The heroic Israeli couple who went down fighting

They would make sure that their twin 10-month-old baby boys would be survive.

By Hugh Fitzgerald, Frontpage Magazine

A story getting widespread attention on social media, and on television, and not only in the United States, is that of the Berdichevsky family, who lived in Kfar Aza, the tiny kibbutz where many of the worst atrocities took place.

When the Hamas murderers rode into the kibbutz on motorbikes early on the morning of October 7, the young couple, Itai and Hadar Berdichevsky, sprang into action.

Hadar and Itai Berdichevsky, both 30 years old, were determined that whatever happened to them, they would fight to the last, no doubt realizing that they would soon be killed.

They would make sure that their twin 10-month-old baby boys would be survive. The parents’ heroism and sacrifice has even been presented on CBS News.

More on this story can be found here: “Israeli twin babies found hidden and unharmed at kibbutz where Hamas killed their parents,” by Li Cohen, CBS News, October 12, 2023:

An Israeli kibbutz just miles from the Gaza Strip was the scene of a massacre on Saturday [October 7] when Hamas terrorists attacked. Amid what officials described as a “haunting” scene, they also uncovered [sic] that twin babies less than a year old had miraculously survived — because their young parents hid them just before being murdered by the militants.

They knew that if they didn’t, their children would be killed.

Read  Hamas chief ordered terrorists to keep Israeli hostages alive to use as bargaining chips

The mother, Hadar, having put the babies into their safe room, instead of remaining in her own shelter, emerged to fill their bottles.

Her body was found in the kitchen, along with the bottles she had taken to refill. It is believed that she tried to fight, in the kitchen, before being shot to death.

Meanwhile, like Hadar without a weapon, her husband Itai tried with his bare hands to fight off the killers. What damage he may have inflicted, and how long he lasted before being murdered, is not known.
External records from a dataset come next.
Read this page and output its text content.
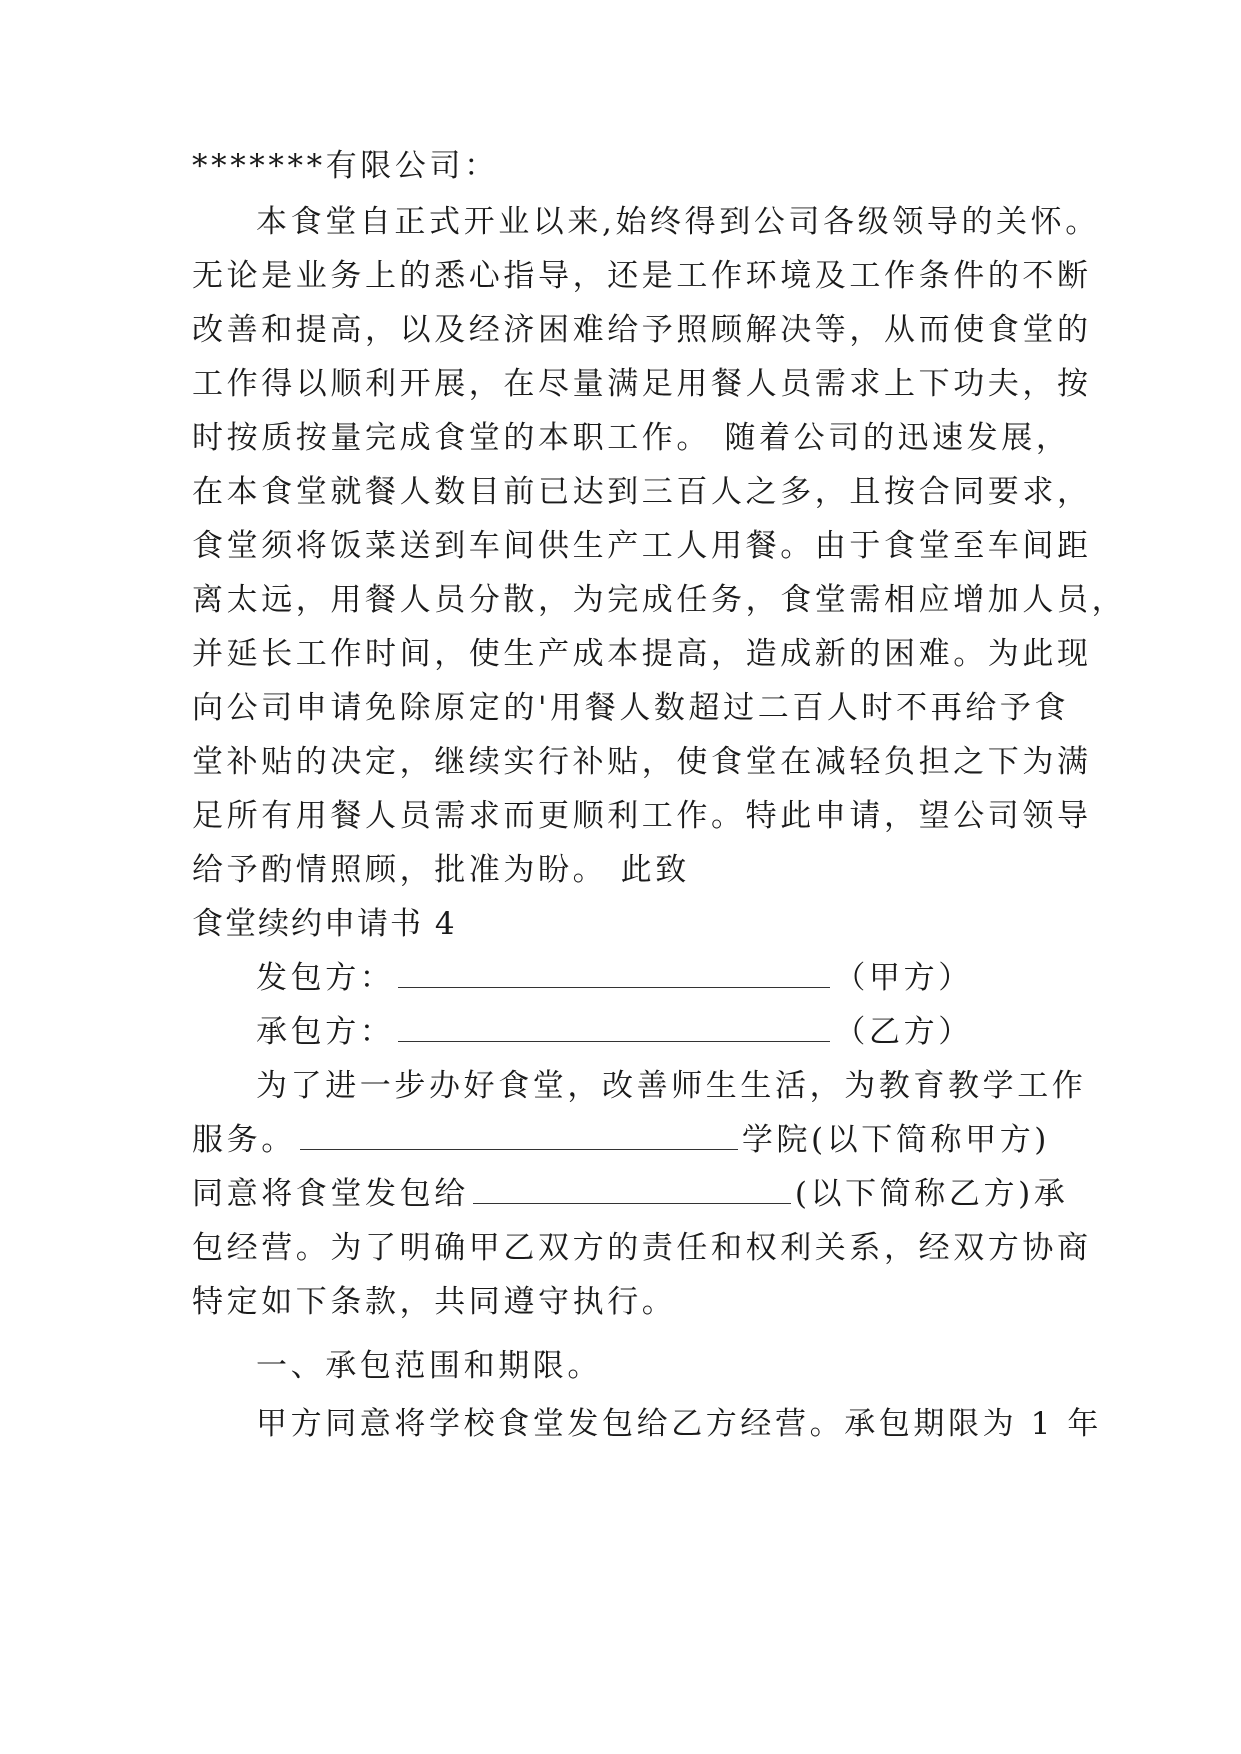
*******有限公司：
本食堂自正式开业以来,始终得到公司各级领导的关怀。
无论是业务上的悉心指导，还是工作环境及工作条件的不断
改善和提高，以及经济困难给予照顾解决等，从而使食堂的
工作得以顺利开展，在尽量满足用餐人员需求上下功夫，按
时按质按量完成食堂的本职工作。 随着公司的迅速发展，
在本食堂就餐人数目前已达到三百人之多，且按合同要求，
食堂须将饭菜送到车间供生产工人用餐。由于食堂至车间距
离太远，用餐人员分散，为完成任务，食堂需相应增加人员，
并延长工作时间，使生产成本提高，造成新的困难。为此现
向公司申请免除原定的'用餐人数超过二百人时不再给予食
堂补贴的决定，继续实行补贴，使食堂在减轻负担之下为满
足所有用餐人员需求而更顺利工作。特此申请，望公司领导
给予酌情照顾，批准为盼。 此致
食堂续约申请书 4
发包方：	（甲方）
承包方：	（乙方）
为了进一步办好食堂，改善师生生活，为教育教学工作
服务。	学院(以下简称甲方)
同意将食堂发包给	(以下简称乙方)承
包经营。为了明确甲乙双方的责任和权利关系，经双方协商
特定如下条款，共同遵守执行。
一、承包范围和期限。
甲方同意将学校食堂发包给乙方经营。承包期限为 1 年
Here is what Hadar’s brother, Dvir Rosenfeld, told to 60 Minutes: “Israeli couple who were killed protecting their twin babies from Hamas gunmen ‘were heroes,’ family says,” by Norah O’Donnell, Alicia Hastey, Adam Verdugo, Justine Redman, and Carrie Rabin, CBS News, October 13, 2023:

…Rosenfeld believes she [Hadar] was likely killed when she left her own shelter.

“I know for sure that is what happened,” Rosenfeld said. “She went out to bring the bottles, because they [the IDF soldiers who first came on the scene] said that there were bottles on the floor. And when she did, they just got into her apartment.”

At that point, Hadar might have raced back to her safe room, but that would have led the Hamas murderers to seek her out, and then they would likely have found, as well, where the babies had been hidden, and murder all of them. She chose instead to save the twins by remaining outside their safe room and battling furiously against the invaders.

Hadar’s body was found in the kitchen. Her husband, Itay Berdichevsky, was found between the beds of their 10-month-old babies, who survived.

“I know that Itay died trying to protect them,” Rosenfeld said. “And I can’t imagine what he been through knowing his wife just got murdered, and his two sons are next to him, and he’s the only thing between the terrorists and the babies.”

The babies were at this point in their shelter, not in their beds. Their father was still fighting off, as best he could, the Hamas men in the house, knowing that his wife was already dead, and hoping to distract the Hamas terrorists from finding the babies. And he did. And he died.

Read  Why did a Russian government plane secretly land in Israel?

For fourteen hours they [the twin baby boys] were alone, hungry, drenched in their own sweat and urine, crying uncontrollably, until finally found by the emergency rescue services..

The mass killing occurred at the Kfar Aza kibbutz, a community just a few miles from the Gaza border. Israeli officials previously said that when Israel Defense Forces arrived at the kibbutz, they found “blood spread out in homes.”…

“Imagine the horror,” Segev tweeted. “Two terrified parents who tried with all their might to protect their children, who are now orphans.”

It’s a haunting scene: the young parents fighting desperately, unarmed, against killers, and trying to distract them from finding where their babies had been hidden.

May that haunt many people in the Western world, and stiffen their resolve to support Israel unreservedly, when they are being deluged with sickening claims that Israel is to blame, Israel is a “settler colonial” and “apartheid” state, and even, among those completely demented by antisemitism, that Israel is “no better than Hamas.”